CD Feature/ asher: "landscapes elsewhere"
TobiasOne of my professors at university once told us a little annecdote about how he had managed to come up with an incredible discovery, only to find out that he had merely repeated a well-known idea from some time ago. “I was unsure”, he told us, “about whether I should be proud of myself about being on a similar intellectual level with one of the greats, or disappointed about being thirty years too late.” A similar thought occured to me while listening to “landscapes elsewhere”, Asher’s latest full-lenght and a follow-up to his leerraum-release “Directions”, which left me and many others speechless with its intuitive stream of calmly fluctuating and mysteriously moving events.
Simply put, while Asher is carefully treading new and more harmonic ground with this album when compared to his previous work, it will always remain a nostalgic experience for me. After hearing the first few bars, I am back to the early 90s, to Berlin and the scene which gravitated around artists such as Jan Jelinek and Stefan Betke like moons around massless planets inside an infinitely minimal galaxy. Jelinek would be the first whom I’d notice, his “Loopfinding Jazzrecords” my first encounter with these radically different and yet so familiar pieces, which hid beneath endless layers of vinyl crakling. Betke would then take this concept to extremes on a three-part album series, which started inside the womb of a black hole and ended in the most bizarre Levi’s clip ever. Asher certainly comes from a different direction (excuse the pun) and as he has decidely stated, his music ows as much to painting, literature and the movies as Betke’s did to dub. And yet the results he comes up with on “landscapes elsewhere” are strikingly similar at a first listen. On four pieces, the clicks and cuts from an old record are back, spinning away into the night on a neveeending loop, as is that warm hissing, which lends a feeling of vastness, of borderlessness and a profound loneliness to the music. Occasionally, distant dabbles of water will be heard, melting seemlessly with the happily scraping crackles, only to flow off into the grooves again. Underneath these rivers of microscopic black sound splinters, Asher plants melodic fragments into a dark but fertile ground, playing on an instrument somewhere between a marimba and a Fender Rhodes. Each work centers around a single repeated motive of a few seconds, which repeats itself with shifting accents and decreasing in speed. At first, it seems as though the loops’ starting point is merely wandering from the beginning to the end, slowly tilting the balance. But as time goes on, one discovers that there are different mechanisms at work here – be they random or more complex. It is this duality between the consoling certainty of understanding these foreign soundscapes and the unsettling insecurity about what is going on which lends these seemingly simple and repetetive tracks an air of grandness.

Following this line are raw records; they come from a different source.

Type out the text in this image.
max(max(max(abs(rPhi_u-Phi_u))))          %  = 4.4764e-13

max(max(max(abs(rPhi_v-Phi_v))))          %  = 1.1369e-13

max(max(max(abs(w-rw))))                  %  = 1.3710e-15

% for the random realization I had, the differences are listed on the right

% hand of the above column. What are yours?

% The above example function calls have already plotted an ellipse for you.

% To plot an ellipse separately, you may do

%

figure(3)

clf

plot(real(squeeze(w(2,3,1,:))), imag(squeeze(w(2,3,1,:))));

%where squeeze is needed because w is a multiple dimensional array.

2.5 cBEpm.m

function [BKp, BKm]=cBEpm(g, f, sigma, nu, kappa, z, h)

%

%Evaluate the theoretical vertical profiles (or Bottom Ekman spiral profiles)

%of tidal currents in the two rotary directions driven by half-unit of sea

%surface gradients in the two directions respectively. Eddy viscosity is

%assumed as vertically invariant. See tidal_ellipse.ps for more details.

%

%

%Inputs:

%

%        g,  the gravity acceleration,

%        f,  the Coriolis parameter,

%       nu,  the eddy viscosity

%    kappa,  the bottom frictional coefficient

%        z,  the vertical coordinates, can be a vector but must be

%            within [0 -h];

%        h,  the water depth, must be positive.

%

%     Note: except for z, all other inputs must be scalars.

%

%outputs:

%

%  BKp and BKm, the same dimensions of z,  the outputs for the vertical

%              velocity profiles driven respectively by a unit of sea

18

Even though there is a clear connection between them when it comes to sound, Asher is not interested in the Pop sensibilities of acts like Pole. The mere fact that the opening composition and the final one carry on for twenty minutes apiece reveal that he is looking for a full immersion into single thought and mood, not the hypnosis attained through the brain or body following a beat. Not that it matters, really. Whether or not this music has appeared in some form or the other before, “landscapes elsewhere” is a mesmerising and addictive effort.